Langerhans cells specifically express the C-type lectin receptor (CLR) Langerin (CD207) (Santegoets et al., 2008), which is a pattern recognition receptor (PRR), binding carbohydrate structures such as LewisY antigens and oligomannosides (Feinberg et al., 2011). The Langerin receptor has been targeted for its endocytic and immunomodulatory properties. Liposome functionalization with heparin-derived monosaccharide analogs enhanced Langerin-mediated endocytosis (Wamhoff et al., 2019). By targeted delivery with antibody conjugates, humoral immune responses could be induced, quantified by B-cell activation and antibody isotype switching, as well as promotion of T-follicular helper cell proliferation for B-cell support (Yao et al., 2015; Bouteau et al., 2019). Enhanced antigen presentation to CD8+ and CD4+ T cells could also be established, which is necessary for T cell-mediated tumor killing in vaccination strategies (Idoyaga et al., 2008). Langerin targeting could also be established with fucosylated synthetic long peptide antigens, which resulted in enhanced antigen presentation by LCs and cross-presentation (Fehres et al., 2017). The exploitation of mannosides for targeting Langerin has been minimally explored due to the presence of many other mannose-binding CLRs, including DC-SIGN (Holla and Skerra, 2011; Varga et al., 2013; Medve et al., 2018).

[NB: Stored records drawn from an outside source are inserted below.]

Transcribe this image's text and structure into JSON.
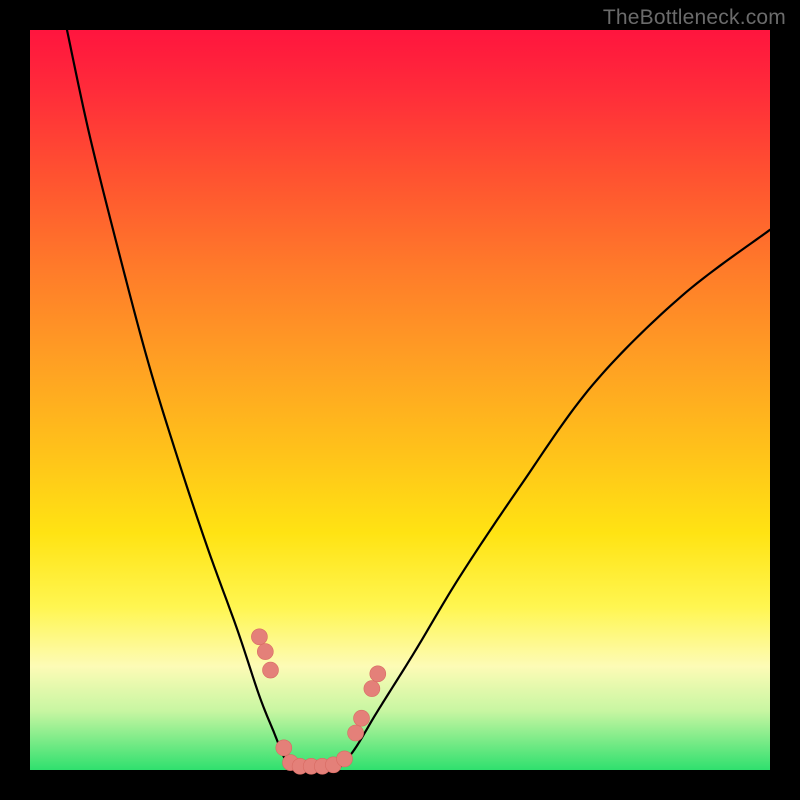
{
  "watermark": "TheBottleneck.com",
  "chart_data": {
    "type": "line",
    "title": "",
    "xlabel": "",
    "ylabel": "",
    "xlim": [
      0,
      100
    ],
    "ylim": [
      0,
      100
    ],
    "grid": false,
    "legend": false,
    "background_gradient": {
      "direction": "vertical",
      "stops": [
        {
          "pos": 0.0,
          "color": "#ff153e"
        },
        {
          "pos": 0.45,
          "color": "#ffa023"
        },
        {
          "pos": 0.78,
          "color": "#fff651"
        },
        {
          "pos": 1.0,
          "color": "#2fe06e"
        }
      ]
    },
    "series": [
      {
        "name": "left-curve",
        "x": [
          5,
          8,
          12,
          16,
          20,
          24,
          28,
          31,
          33,
          34.2,
          35
        ],
        "y": [
          100,
          86,
          70,
          55,
          42,
          30,
          19,
          10,
          5,
          2,
          0.5
        ]
      },
      {
        "name": "right-curve",
        "x": [
          42,
          44,
          47,
          52,
          58,
          66,
          76,
          88,
          100
        ],
        "y": [
          0.5,
          3,
          8,
          16,
          26,
          38,
          52,
          64,
          73
        ]
      },
      {
        "name": "flat-bottom",
        "x": [
          35,
          36.5,
          38,
          39.5,
          41,
          42
        ],
        "y": [
          0.5,
          0.3,
          0.3,
          0.3,
          0.3,
          0.5
        ]
      }
    ],
    "markers": [
      {
        "x": 31.0,
        "y": 18.0
      },
      {
        "x": 31.8,
        "y": 16.0
      },
      {
        "x": 32.5,
        "y": 13.5
      },
      {
        "x": 34.3,
        "y": 3.0
      },
      {
        "x": 35.2,
        "y": 1.0
      },
      {
        "x": 36.5,
        "y": 0.5
      },
      {
        "x": 38.0,
        "y": 0.5
      },
      {
        "x": 39.5,
        "y": 0.5
      },
      {
        "x": 41.0,
        "y": 0.7
      },
      {
        "x": 42.5,
        "y": 1.5
      },
      {
        "x": 44.0,
        "y": 5.0
      },
      {
        "x": 44.8,
        "y": 7.0
      },
      {
        "x": 46.2,
        "y": 11.0
      },
      {
        "x": 47.0,
        "y": 13.0
      }
    ],
    "marker_radius_px": 8
  }
}
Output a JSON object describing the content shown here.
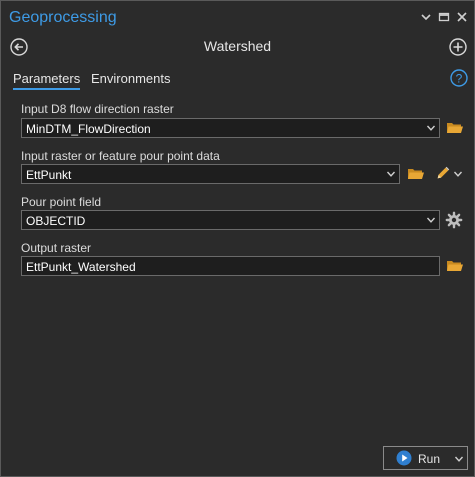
{
  "pane": {
    "title": "Geoprocessing"
  },
  "tool": {
    "title": "Watershed"
  },
  "tabs": [
    {
      "label": "Parameters",
      "active": true
    },
    {
      "label": "Environments",
      "active": false
    }
  ],
  "params": {
    "flow_direction": {
      "label": "Input D8 flow direction raster",
      "value": "MinDTM_FlowDirection"
    },
    "pour_point": {
      "label": "Input raster or feature pour point data",
      "value": "EttPunkt"
    },
    "pour_field": {
      "label": "Pour point field",
      "value": "OBJECTID"
    },
    "output": {
      "label": "Output raster",
      "value": "EttPunkt_Watershed"
    }
  },
  "run": {
    "label": "Run"
  },
  "colors": {
    "accent": "#3e9be6",
    "folder": "#e8a735",
    "background": "#2b2b2b",
    "field": "#1e1e1e"
  },
  "icons": [
    "chevron-down-icon",
    "restore-icon",
    "close-icon",
    "back-icon",
    "add-icon",
    "help-icon",
    "folder-icon",
    "pencil-icon",
    "gear-icon",
    "play-icon"
  ]
}
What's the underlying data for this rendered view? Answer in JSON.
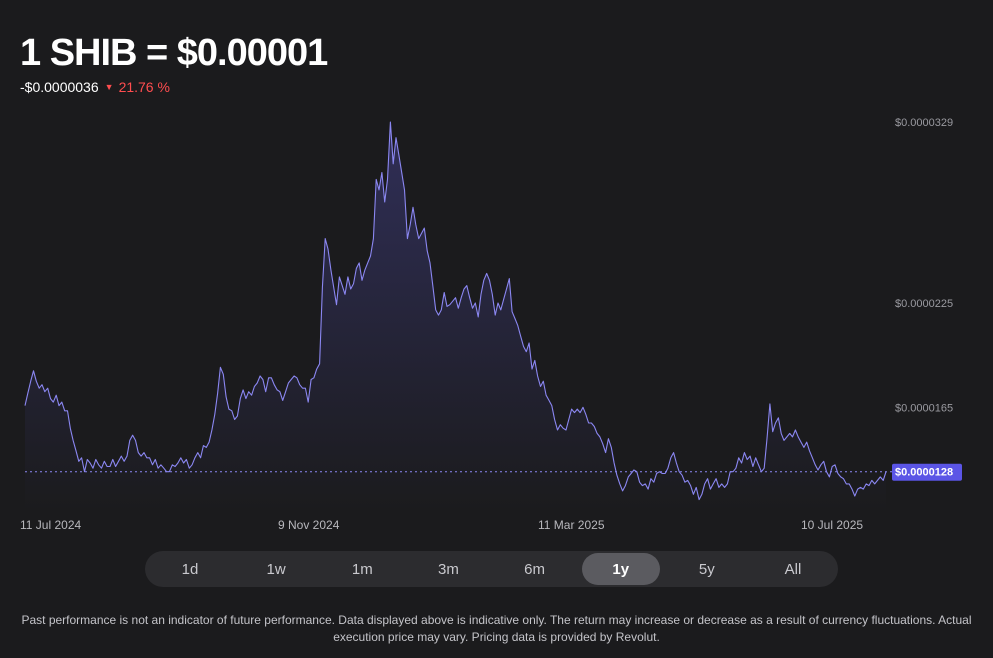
{
  "header": {
    "title": "1 SHIB = $0.00001",
    "change_abs": "-$0.0000036",
    "change_pct": "21.76 %",
    "direction_icon": "down-triangle-icon"
  },
  "range": {
    "options": [
      "1d",
      "1w",
      "1m",
      "3m",
      "6m",
      "1y",
      "5y",
      "All"
    ],
    "active": "1y"
  },
  "disclaimer": "Past performance is not an indicator of future performance. Data displayed above is indicative only. The return may increase or decrease as a result of currency fluctuations. Actual execution price may vary. Pricing data is provided by Revolut.",
  "colors": {
    "line": "#8b87f2",
    "current_badge": "#5b55e6",
    "negative": "#ff4d4f",
    "background": "#1b1b1d"
  },
  "chart_data": {
    "type": "line",
    "title": "",
    "xlabel": "",
    "ylabel": "",
    "x_tick_labels": [
      "11 Jul 2024",
      "9 Nov 2024",
      "11 Mar 2025",
      "10 Jul 2025"
    ],
    "y_tick_labels": [
      "$0.0000329",
      "$0.0000225",
      "$0.0000165"
    ],
    "current_value_label": "$0.0000128",
    "current_value": 1.28e-05,
    "ylim": [
      1.06e-05,
      3.29e-05
    ],
    "grid": false,
    "series": [
      {
        "values": [
          1.66e-05,
          1.73e-05,
          1.8e-05,
          1.86e-05,
          1.8e-05,
          1.76e-05,
          1.78e-05,
          1.74e-05,
          1.76e-05,
          1.7e-05,
          1.68e-05,
          1.72e-05,
          1.66e-05,
          1.68e-05,
          1.63e-05,
          1.63e-05,
          1.53e-05,
          1.46e-05,
          1.4e-05,
          1.34e-05,
          1.36e-05,
          1.28e-05,
          1.35e-05,
          1.33e-05,
          1.3e-05,
          1.35e-05,
          1.32e-05,
          1.3e-05,
          1.34e-05,
          1.31e-05,
          1.31e-05,
          1.35e-05,
          1.31e-05,
          1.34e-05,
          1.37e-05,
          1.34e-05,
          1.37e-05,
          1.46e-05,
          1.49e-05,
          1.46e-05,
          1.39e-05,
          1.37e-05,
          1.39e-05,
          1.36e-05,
          1.36e-05,
          1.32e-05,
          1.35e-05,
          1.3e-05,
          1.32e-05,
          1.3e-05,
          1.28e-05,
          1.28e-05,
          1.32e-05,
          1.31e-05,
          1.33e-05,
          1.36e-05,
          1.33e-05,
          1.35e-05,
          1.3e-05,
          1.32e-05,
          1.36e-05,
          1.39e-05,
          1.36e-05,
          1.43e-05,
          1.42e-05,
          1.45e-05,
          1.52e-05,
          1.61e-05,
          1.73e-05,
          1.88e-05,
          1.84e-05,
          1.71e-05,
          1.64e-05,
          1.63e-05,
          1.58e-05,
          1.6e-05,
          1.7e-05,
          1.75e-05,
          1.7e-05,
          1.74e-05,
          1.72e-05,
          1.77e-05,
          1.79e-05,
          1.83e-05,
          1.81e-05,
          1.74e-05,
          1.82e-05,
          1.82e-05,
          1.78e-05,
          1.75e-05,
          1.74e-05,
          1.69e-05,
          1.74e-05,
          1.79e-05,
          1.81e-05,
          1.83e-05,
          1.82e-05,
          1.78e-05,
          1.76e-05,
          1.76e-05,
          1.68e-05,
          1.81e-05,
          1.82e-05,
          1.87e-05,
          1.9e-05,
          2.34e-05,
          2.62e-05,
          2.56e-05,
          2.44e-05,
          2.34e-05,
          2.24e-05,
          2.4e-05,
          2.35e-05,
          2.3e-05,
          2.4e-05,
          2.33e-05,
          2.36e-05,
          2.45e-05,
          2.48e-05,
          2.38e-05,
          2.44e-05,
          2.48e-05,
          2.52e-05,
          2.62e-05,
          2.96e-05,
          2.9e-05,
          3e-05,
          2.83e-05,
          2.96e-05,
          3.29e-05,
          3.05e-05,
          3.2e-05,
          3.1e-05,
          3e-05,
          2.9e-05,
          2.62e-05,
          2.7e-05,
          2.8e-05,
          2.7e-05,
          2.62e-05,
          2.65e-05,
          2.68e-05,
          2.55e-05,
          2.48e-05,
          2.35e-05,
          2.21e-05,
          2.18e-05,
          2.21e-05,
          2.31e-05,
          2.23e-05,
          2.24e-05,
          2.26e-05,
          2.28e-05,
          2.22e-05,
          2.28e-05,
          2.33e-05,
          2.35e-05,
          2.28e-05,
          2.22e-05,
          2.25e-05,
          2.17e-05,
          2.3e-05,
          2.38e-05,
          2.42e-05,
          2.38e-05,
          2.3e-05,
          2.18e-05,
          2.25e-05,
          2.21e-05,
          2.27e-05,
          2.33e-05,
          2.39e-05,
          2.2e-05,
          2.16e-05,
          2.12e-05,
          2.06e-05,
          2e-05,
          1.97e-05,
          2.02e-05,
          1.87e-05,
          1.92e-05,
          1.83e-05,
          1.77e-05,
          1.8e-05,
          1.72e-05,
          1.69e-05,
          1.66e-05,
          1.58e-05,
          1.52e-05,
          1.55e-05,
          1.53e-05,
          1.52e-05,
          1.58e-05,
          1.64e-05,
          1.62e-05,
          1.64e-05,
          1.62e-05,
          1.65e-05,
          1.61e-05,
          1.56e-05,
          1.56e-05,
          1.54e-05,
          1.5e-05,
          1.48e-05,
          1.44e-05,
          1.39e-05,
          1.47e-05,
          1.42e-05,
          1.33e-05,
          1.26e-05,
          1.21e-05,
          1.17e-05,
          1.2e-05,
          1.25e-05,
          1.27e-05,
          1.29e-05,
          1.28e-05,
          1.22e-05,
          1.2e-05,
          1.21e-05,
          1.18e-05,
          1.24e-05,
          1.22e-05,
          1.27e-05,
          1.28e-05,
          1.27e-05,
          1.27e-05,
          1.3e-05,
          1.36e-05,
          1.39e-05,
          1.33e-05,
          1.28e-05,
          1.26e-05,
          1.22e-05,
          1.23e-05,
          1.2e-05,
          1.15e-05,
          1.19e-05,
          1.12e-05,
          1.15e-05,
          1.21e-05,
          1.24e-05,
          1.18e-05,
          1.21e-05,
          1.24e-05,
          1.19e-05,
          1.21e-05,
          1.19e-05,
          1.21e-05,
          1.28e-05,
          1.28e-05,
          1.3e-05,
          1.36e-05,
          1.33e-05,
          1.39e-05,
          1.35e-05,
          1.37e-05,
          1.31e-05,
          1.36e-05,
          1.32e-05,
          1.28e-05,
          1.3e-05,
          1.47e-05,
          1.67e-05,
          1.51e-05,
          1.56e-05,
          1.59e-05,
          1.5e-05,
          1.46e-05,
          1.48e-05,
          1.5e-05,
          1.48e-05,
          1.52e-05,
          1.48e-05,
          1.45e-05,
          1.42e-05,
          1.45e-05,
          1.4e-05,
          1.36e-05,
          1.32e-05,
          1.29e-05,
          1.32e-05,
          1.34e-05,
          1.28e-05,
          1.25e-05,
          1.31e-05,
          1.32e-05,
          1.27e-05,
          1.25e-05,
          1.24e-05,
          1.21e-05,
          1.21e-05,
          1.18e-05,
          1.14e-05,
          1.18e-05,
          1.19e-05,
          1.18e-05,
          1.21e-05,
          1.2e-05,
          1.23e-05,
          1.21e-05,
          1.23e-05,
          1.25e-05,
          1.23e-05,
          1.28e-05
        ]
      }
    ]
  }
}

To identify the optimal oligomannoside structure for Langerin targeting, we have used a library of 20 mannose ligands, which we have previously assessed for DC-SIGN binding. The library is built up from clusters of mannosides, appended to a peptide backbone. Five (oligo)mannoside structures (Man; Manα1,2Man; Manα1,3Man; Manα1,6Man; and Manα1,3Man1,6Man saccharides), each representing a substructure of the high affinity Man9 oligosaccharide, were used to build the library. The library members systematically vary in saccharide structure (coded A–E) and number of copies on the peptide scaffold (n = 1, 2, 3, 6, Figure 1A, and Supplementary Figure 1) (Li et al., 2019).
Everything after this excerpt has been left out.